Channelpedia

PubMed 20109533


Referenced in: none

Automatically associated channels: Kv10.1



Title: Pigment epithelium-derived factor up-regulation induced by memantine, an N-methyl-D-aspartate receptor antagonist, is involved in increased proliferation of hippocampal progenitor cells.

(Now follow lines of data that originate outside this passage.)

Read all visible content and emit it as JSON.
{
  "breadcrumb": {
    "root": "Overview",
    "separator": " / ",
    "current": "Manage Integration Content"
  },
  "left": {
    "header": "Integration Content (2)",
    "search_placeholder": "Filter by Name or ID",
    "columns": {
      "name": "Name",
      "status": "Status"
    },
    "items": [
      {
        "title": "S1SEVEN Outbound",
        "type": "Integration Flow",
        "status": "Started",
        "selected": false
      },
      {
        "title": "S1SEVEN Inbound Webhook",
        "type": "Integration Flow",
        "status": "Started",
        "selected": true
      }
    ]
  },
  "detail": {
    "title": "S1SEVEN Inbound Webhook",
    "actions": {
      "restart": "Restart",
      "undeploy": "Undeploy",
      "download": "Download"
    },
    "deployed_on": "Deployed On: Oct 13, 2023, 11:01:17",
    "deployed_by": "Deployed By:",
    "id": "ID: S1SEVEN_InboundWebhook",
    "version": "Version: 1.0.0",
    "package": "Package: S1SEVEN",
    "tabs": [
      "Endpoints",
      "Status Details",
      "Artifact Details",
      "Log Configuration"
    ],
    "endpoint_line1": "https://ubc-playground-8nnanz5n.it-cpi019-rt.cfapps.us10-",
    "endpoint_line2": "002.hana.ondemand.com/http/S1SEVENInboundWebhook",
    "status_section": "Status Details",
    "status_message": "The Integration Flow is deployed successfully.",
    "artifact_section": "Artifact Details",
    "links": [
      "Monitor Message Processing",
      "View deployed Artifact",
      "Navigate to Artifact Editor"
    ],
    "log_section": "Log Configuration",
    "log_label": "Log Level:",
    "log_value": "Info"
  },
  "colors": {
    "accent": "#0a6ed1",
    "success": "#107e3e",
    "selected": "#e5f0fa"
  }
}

Authors: T Namba, T Yabe, Y Gonda, N Ichikawa, T Sanagi, E Arikawa-Hirasawa, H Mochizuki, S Kohsaka, S Uchino

Journal, date & volume: Neuroscience, 2010 May 5 , 167, 372-83

PubMed link: http://www.ncbi.nlm.nih.gov/pubmed/20109533


Abstract
Memantine is classified as an NMDA receptor antagonist. We recently reported that memantine promoted the proliferation of neural progenitor cells and the production of mature granule neurons in the adult hippocampus. However, the molecular mechanism responsible for the memantine-induced promotion of cellular proliferation remains unknown. In this study we searched for a factor that mediates memantine-induced cellular proliferation, and found that pigment epithelium-derived factor (PEDF), a broad-acting neurotrophic factor, is up-regulated in the dentate gyrus of adult mice after the injection of memantine. PEDF mRNA expression increased significantly by 3.5-fold at 1 day after the injection of memantine. In addition, the expression level of PEDF protein also increased by 1.8-fold at 2 days after the injection of memantine. Immunohistochemical study using anti-PEDF antibody showed that the majority of the PEDF-expressing cells were protoplasmic and perivascular astrocytes. Using a neurosphere assay, we confirmed that PEDF enhanced cellular proliferation under the presence of fibroblast growth factor-2 (FGF-2) and epidermal growth factor (EGF) but was not involved in the multilineage potency of hippocampal progenitor cells. Over expression of PEDF by adeno-associated virus, however, did not stimulate cellular proliferation, suggesting PEDF per se does not promote cellular proliferation in vivo. These findings suggest that the memantine induced PEDF up-regulation is involved in increased proliferation of hippocampal progenitor cells.